再說師徒得勝歸來,老阙頭伸食指為徒兒診脈。“還好你五年來日日吐納‘法塵’,内腹也強于常人,所以‘香塵’爆裂你未受緻命傷,真是萬幸!”
他又為阙修包紮好手臂的傷口,阙修靜坐,默念“安魂咒”,逐漸恢複。“師父,我下一場對戰何人?”
老阙頭面色陰郁,“四強之中你将對戰天師派的張單離,他從小修習‘先天罡氣’,無論是法力武功,相當紮實,是與慕容擎天齊名的江湖新秀,為師實在想不出他有什麼弱點。
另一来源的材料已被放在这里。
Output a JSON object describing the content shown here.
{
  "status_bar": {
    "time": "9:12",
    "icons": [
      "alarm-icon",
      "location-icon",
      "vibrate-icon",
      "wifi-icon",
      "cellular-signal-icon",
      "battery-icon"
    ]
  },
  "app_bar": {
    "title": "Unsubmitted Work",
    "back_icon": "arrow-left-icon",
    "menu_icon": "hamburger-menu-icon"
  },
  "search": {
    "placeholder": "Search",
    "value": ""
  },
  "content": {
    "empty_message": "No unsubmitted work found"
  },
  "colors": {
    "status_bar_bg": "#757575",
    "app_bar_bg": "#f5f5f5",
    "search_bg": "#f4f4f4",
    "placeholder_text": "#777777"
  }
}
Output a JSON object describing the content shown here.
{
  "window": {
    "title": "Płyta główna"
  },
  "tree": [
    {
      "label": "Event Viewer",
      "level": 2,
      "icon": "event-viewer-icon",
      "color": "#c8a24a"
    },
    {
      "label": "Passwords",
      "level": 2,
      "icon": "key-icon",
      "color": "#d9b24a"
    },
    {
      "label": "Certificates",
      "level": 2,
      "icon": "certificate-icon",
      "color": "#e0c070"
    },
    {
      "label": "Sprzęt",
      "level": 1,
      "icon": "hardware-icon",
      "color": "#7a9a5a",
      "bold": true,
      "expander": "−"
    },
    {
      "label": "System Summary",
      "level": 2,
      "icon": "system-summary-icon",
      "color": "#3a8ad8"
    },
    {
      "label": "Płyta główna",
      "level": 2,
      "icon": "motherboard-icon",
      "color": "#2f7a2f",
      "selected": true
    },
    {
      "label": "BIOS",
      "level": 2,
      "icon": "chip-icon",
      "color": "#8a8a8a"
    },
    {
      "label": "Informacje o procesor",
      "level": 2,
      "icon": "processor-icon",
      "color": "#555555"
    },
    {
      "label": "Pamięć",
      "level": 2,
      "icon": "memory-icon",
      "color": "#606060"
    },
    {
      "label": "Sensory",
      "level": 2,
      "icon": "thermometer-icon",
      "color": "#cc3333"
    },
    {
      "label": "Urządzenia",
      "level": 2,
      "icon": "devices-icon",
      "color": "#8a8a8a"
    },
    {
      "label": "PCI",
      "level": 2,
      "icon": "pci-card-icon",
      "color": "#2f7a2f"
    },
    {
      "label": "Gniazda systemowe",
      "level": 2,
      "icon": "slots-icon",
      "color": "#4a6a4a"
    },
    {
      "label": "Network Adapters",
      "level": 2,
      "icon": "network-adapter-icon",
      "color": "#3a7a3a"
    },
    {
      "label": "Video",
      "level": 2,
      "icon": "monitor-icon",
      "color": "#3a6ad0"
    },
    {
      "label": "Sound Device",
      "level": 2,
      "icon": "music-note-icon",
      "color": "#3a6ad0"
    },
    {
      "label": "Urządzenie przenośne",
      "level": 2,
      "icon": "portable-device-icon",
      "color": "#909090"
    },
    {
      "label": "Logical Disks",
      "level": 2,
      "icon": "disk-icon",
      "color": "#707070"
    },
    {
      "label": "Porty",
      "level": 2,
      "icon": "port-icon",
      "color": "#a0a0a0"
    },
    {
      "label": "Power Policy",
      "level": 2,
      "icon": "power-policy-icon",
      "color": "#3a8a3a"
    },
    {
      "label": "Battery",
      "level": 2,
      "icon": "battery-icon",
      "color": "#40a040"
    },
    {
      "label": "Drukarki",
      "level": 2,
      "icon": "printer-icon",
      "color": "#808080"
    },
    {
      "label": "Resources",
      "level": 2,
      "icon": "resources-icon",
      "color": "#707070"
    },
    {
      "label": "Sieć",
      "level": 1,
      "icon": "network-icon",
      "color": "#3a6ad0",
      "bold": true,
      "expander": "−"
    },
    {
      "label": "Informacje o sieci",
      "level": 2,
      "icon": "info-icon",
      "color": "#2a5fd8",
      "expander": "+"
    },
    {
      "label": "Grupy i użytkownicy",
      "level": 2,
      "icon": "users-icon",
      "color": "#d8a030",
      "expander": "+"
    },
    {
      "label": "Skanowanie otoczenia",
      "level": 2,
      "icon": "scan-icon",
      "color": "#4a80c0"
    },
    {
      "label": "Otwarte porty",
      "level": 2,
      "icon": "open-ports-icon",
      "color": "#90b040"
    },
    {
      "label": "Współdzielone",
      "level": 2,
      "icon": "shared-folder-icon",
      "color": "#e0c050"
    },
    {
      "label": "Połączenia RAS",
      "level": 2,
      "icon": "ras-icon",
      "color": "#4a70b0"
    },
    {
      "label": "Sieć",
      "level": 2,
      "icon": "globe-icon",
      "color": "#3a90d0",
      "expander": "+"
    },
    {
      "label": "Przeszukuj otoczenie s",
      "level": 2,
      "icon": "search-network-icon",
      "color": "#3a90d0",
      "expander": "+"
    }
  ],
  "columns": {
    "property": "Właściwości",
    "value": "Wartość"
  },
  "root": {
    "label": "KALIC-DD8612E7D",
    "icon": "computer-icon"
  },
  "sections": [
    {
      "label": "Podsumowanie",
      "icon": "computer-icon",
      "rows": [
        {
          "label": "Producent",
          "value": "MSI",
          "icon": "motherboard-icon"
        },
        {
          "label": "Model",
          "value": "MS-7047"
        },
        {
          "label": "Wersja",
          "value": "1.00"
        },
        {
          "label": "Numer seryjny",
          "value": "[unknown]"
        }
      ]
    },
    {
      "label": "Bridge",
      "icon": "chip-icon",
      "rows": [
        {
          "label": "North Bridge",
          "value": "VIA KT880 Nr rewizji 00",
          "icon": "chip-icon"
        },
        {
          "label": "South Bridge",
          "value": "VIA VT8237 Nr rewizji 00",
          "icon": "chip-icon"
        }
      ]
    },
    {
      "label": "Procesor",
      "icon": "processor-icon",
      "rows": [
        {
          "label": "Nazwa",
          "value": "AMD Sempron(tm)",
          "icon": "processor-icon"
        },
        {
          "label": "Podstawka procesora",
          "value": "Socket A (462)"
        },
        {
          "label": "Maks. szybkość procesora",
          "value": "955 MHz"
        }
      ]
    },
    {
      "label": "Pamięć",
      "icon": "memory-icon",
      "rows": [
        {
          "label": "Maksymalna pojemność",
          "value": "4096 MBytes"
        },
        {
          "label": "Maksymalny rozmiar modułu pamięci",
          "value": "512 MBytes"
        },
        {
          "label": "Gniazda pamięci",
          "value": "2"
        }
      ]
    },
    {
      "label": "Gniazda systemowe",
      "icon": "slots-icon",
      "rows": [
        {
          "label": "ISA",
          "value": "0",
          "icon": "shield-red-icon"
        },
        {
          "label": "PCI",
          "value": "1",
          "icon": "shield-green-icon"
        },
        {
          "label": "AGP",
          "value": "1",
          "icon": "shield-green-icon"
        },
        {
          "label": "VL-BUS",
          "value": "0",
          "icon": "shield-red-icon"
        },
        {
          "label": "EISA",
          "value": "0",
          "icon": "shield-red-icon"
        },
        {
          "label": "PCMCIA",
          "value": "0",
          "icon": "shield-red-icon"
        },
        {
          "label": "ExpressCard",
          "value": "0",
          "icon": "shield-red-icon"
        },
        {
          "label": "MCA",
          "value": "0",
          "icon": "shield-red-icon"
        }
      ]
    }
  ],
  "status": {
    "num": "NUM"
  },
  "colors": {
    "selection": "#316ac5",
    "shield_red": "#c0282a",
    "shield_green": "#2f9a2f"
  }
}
”
“他真的那麼厲害?”
“你的功力源于速成,其實就是投機取巧,遇到真正的高手,就會暴露全身破綻,毫無勝算。因為你欠缺的不是天資,而是時間。”
聽師父這樣說,阙修的心情轉而沮喪。老阙頭輕聲歎息:“或許為師對你的期望太高,超出人力所控,該收手了!”
“師父,您教導我,要登上巅峰,為我們赢得尊重,難道您這麼快就忘了?我決不放棄!你不是說還有‘殺手锏’嗎?快些教給我。”
老阙頭面色糾結,猶豫不決,“這太危險了,為師不想你涉險!”
“我不怕危險,隻要能變強,我願意付出任何代價。”
任他如何哀求,老阙頭不為所動,“你先好好療傷,為師要細細想想。”
夜幕沉沉,師徒兩人對面打坐,老阙頭表面沉靜,心中卻波濤洶湧,無法甯靜。阙修不時偷眼打量,心中還在盤算如何說服師父。